Tencent / PocketFlow

An Automatic Model Compression (AutoMC) framework for developing smaller and faster AI applications.
https://pocketflow.github.io
Other
2.79k stars 490 forks source link

Incompatible shapes: [64,1024,1,1] vs. [128,1024,1,1] error #165

Open to-be-snail opened 5 years ago

to-be-snail commented 5 years ago

Because pruning with RL method takes long long time,I use uniform prune method. But when evaluating after pruning,I got this error Incompatible shapes: [64,1024,1,1] vs. [128,1024,1,1] error. Here is the report:

INFO:tensorflow:iter #10000: lr = 6.000000e-02 | loss = 1.254797e+00 | speed = 7114.82 pics / sec INFO:tensorflow:accuracy = 0.8515625 INFO:tensorflow:model saved to ./models/models_eval_mobilenet_v1_at_cifar10/models/-10000 INFO:tensorflow:Restoring parameters from ./models/models_eval_mobilenet_v1_at_cifar10/models-10000 INFO:tensorflow:model restored from ./models/models_eval_mobilenet_v1_at_cifar10/models-10000 [WARNING] TF-Plus & Horovod cannot be imported; multi-GPU training is unsupported Traceback (most recent call last): File "C:\Users\longy\AppData\Local\Continuum\anaconda3\envs\lab\lib\site-packages\tensorflow\python\client\session.py", line 1334, in _do_call return fn(*args) File "C:\Users\longy\AppData\Local\Continuum\anaconda3\envs\lab\lib\site-packages\tensorflow\python\client\session.py", line 1319, in _run_fn options, feed_dict, fetch_list, target_list, run_metadata) File "C:\Users\longy\AppData\Local\Continuum\anaconda3\envs\lab\lib\site-packages\tensorflow\python\client\session.py", line 1407, in _call_tf_sessionrun run_metadata) tensorflow.python.framework.errors_impl.InvalidArgumentError: Incompatible shapes: [64,1024,1,1] vs. [128,1024,1,1] [[{{node model/MobilenetV1/Logits/Dropout_1b/dropout/mul}} = Mul[T=DT_FLOAT, _device="/job:localhost/replica:0/task:0/device:GPU:0"](model/MobilenetV1/Logits/Dropout_1b/dropout/div, model/MobilenetV1/Logits/Dropout_1b/dropout/mul-1-TransposeNHWCToNCHW-LayoutOptimizer)]] [[{{node add_1/_281}} = _Recv[client_terminated=false, recv_device="/job:localhost/replica:0/task:0/device:CPU:0", send_device="/job:localhost/replica:0/task:0/device:GPU:0", send_device_incarnation=1, tensor_name="edge_614_add_1", tensor_type=DT_FLOAT, _device="/job:localhost/replica:0/task:0/device:CPU:0"]()]]
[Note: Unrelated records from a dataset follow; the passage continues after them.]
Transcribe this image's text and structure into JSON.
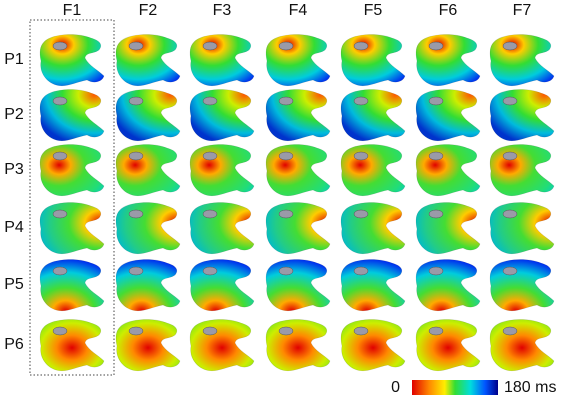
{
  "columns": [
    "F1",
    "F2",
    "F3",
    "F4",
    "F5",
    "F6",
    "F7"
  ],
  "rows": [
    "P1",
    "P2",
    "P3",
    "P4",
    "P5",
    "P6"
  ],
  "colorbar": {
    "min_label": "0",
    "max_label": "180 ms"
  }
}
Can anyone help me?Thanks!

jiaxiang-wu commented 5 years ago

"mobilenet_v1_at_cifar10" seems like a new model helper? Does this model helper only crash when using the ChannelPrunedLearner, or does it also crash with other learners during evaluation?

to-be-snail commented 5 years ago

"mobilenet_v1_at_cifar10" seems like a new model helper? Does this model helper only crash when using the ChannelPrunedLearner, or does it also crash with other learners during evaluation?

Thanks for your reply。Yes,I have trained mobilenet_v1 on cifar10,I just copied mobilenet_at_ilsvrc and modified some training parameters to complete the training phase.At present I have just tried the ChannelPrunedLearner because my work is about ChannelPrune

jiaxiang-wu commented 5 years ago

Can you try FullPrecLearner (no compression)?

to-be-snail commented 5 years ago

OK,I will try now,thank you!

to-be-snail commented 5 years ago

Can you try FullPrecLearner (no compression)?

Oh,maybe I didn't explain clear.I have finished training on cifar10 dataset(no compression train and evaluate),then I was trying to prune my model and this error occured

to-be-snail commented 5 years ago

Can you try FullPrecLearner (no compression)?

It seems that after pruning,there are some differences between training model and evaluating model.

jiaxiang-wu commented 5 years ago

Okay, so can you post the training and evaluation models you generated?

to-be-snail commented 5 years ago
      Okay, so can you post the training and evaluation models you generated?

-10000.zip

INFO:tensorflow:model saved to ./models/models_eval_mobilenet_v1_at_cifar10/models/-10000 INFO:tensorflow:Restoring parameters from ./models/models_eval_mobilenet_v1_at_cifar10/models-10000 INFO:tensorflow:model restored from ./models/models_eval_mobilenet_v1_at_cifar10/models-10000

when pruning,the trained model has been saved to -10000 and eva model read from -10000

darren1231 commented 5 years ago

I have the same question. Any update?